No matter what stage of a relationship - or non-relationship - you're at, there's a formula to help make V-Day victorious.
You want to ask her out on your first date: "Don't sweat it or make it about Valentine's Day," says Evan Dwyer, a Toronto dating coach. "You're not asking her out because it's Valentine's Day. You're asking her out because you're attracted to her." Just be strategic. Everyone claims they don't play games, that too is often a game. So, start by inquiring if she'd like to go out sometime. If there's interest, ask how the 14th is looking. If she's "busy" give a couple more options. If you hit strike 3, she's playing a game and she's outta there.

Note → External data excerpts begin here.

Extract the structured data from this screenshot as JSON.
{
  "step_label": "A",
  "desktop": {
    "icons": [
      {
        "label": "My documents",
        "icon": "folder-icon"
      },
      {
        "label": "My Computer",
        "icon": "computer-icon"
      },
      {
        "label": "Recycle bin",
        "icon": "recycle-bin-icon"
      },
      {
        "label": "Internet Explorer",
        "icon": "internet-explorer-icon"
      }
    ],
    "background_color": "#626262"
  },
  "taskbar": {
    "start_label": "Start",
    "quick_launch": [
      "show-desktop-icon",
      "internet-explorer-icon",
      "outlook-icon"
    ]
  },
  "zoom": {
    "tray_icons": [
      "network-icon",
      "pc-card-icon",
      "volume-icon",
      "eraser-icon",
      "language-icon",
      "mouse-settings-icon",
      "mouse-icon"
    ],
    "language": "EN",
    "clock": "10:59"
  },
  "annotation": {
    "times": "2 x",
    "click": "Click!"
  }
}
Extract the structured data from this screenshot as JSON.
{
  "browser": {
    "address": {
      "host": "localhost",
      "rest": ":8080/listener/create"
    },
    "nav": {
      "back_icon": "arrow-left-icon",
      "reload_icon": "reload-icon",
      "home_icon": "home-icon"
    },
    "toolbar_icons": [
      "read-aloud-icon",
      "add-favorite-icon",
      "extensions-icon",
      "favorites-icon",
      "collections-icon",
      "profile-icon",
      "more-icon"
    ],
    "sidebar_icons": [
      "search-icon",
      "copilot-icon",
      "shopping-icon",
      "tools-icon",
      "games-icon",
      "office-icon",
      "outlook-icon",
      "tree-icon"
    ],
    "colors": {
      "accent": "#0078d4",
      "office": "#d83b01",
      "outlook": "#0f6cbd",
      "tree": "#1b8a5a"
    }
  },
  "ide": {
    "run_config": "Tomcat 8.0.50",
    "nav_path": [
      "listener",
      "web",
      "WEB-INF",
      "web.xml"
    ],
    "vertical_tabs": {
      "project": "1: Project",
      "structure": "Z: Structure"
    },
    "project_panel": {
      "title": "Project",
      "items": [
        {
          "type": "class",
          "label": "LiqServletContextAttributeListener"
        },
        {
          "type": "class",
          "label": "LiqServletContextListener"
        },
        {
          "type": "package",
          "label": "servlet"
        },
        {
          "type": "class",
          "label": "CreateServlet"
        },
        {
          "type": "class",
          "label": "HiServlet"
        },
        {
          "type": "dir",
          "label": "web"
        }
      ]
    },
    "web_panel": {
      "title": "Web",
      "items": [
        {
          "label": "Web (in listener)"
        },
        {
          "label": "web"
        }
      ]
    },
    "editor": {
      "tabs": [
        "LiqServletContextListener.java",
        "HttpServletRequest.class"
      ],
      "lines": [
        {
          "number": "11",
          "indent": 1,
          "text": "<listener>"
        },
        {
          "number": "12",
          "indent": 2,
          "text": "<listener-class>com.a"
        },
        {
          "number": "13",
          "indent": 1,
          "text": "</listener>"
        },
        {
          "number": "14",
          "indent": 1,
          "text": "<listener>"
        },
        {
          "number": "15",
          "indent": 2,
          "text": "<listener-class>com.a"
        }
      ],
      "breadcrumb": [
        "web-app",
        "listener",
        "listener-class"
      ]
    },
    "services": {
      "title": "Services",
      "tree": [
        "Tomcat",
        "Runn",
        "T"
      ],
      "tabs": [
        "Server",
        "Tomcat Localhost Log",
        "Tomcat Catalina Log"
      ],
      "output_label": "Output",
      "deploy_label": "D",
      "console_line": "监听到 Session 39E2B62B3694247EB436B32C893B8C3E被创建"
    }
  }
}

You've just started a new relationship: Talk. Christine Hart, dating coach and author of A Woman's Guide to Successfully Dating Men, suggests surveying how your lady feels about Cupid's fête. "(This) will kind of dictate if she's a 'doesn't matter simple is nice' kind of person, or a full on die-hard Valentine's fan." (But, if she says "it doesn't matter," and her intonation sounds more like a question, you know it matters.)
You're not sure if the relationship is official: If this is the case, Dwyer says: "You've got communication problems, and how you 'should' approach V-Day is secondary to talking about your feelings and concerns around what you want out of the relationship."
You've been together forever - and she's expecting a proposal: This can make or break-up a relationship. Hart says if "Will you marry me?" isn't part of the planned Val Day dialogue, you should discuss this beforehand to cushion expectations. Should you decide to spring the ring, Dwyer suggests the day before or after will put the pop in the question.
You're married: Just because you bought the cow doesn't mean you get milk without taking care of the cow. (And never refer to your wife as a cow.) Do something you never do. Go to the latest hot spot, indoor skydiving, ice-skating, volunteer. By putting yourselves in a new situation, you'll find a new spark.
You're flying solo: Celebrate Singles Appreciation Day. You don't need to be in a relationship to have fun. Dwyer says not to wallow in self-despair over being single. "Be proactive and have an anti-V-Day party for every single person you know. That pro-activity might be the reason you hook up." Or as Hart advises, indulge. "Determine what it would cost to go out for a nice dinner on Valentine's Day and go buy yourself a special treat gift."
Finally, perhaps the best advice for taking on Forced Romance Day is to celebrate it any day - when it's not so forced. It may be more special to share the day between you two than with millions of other couples.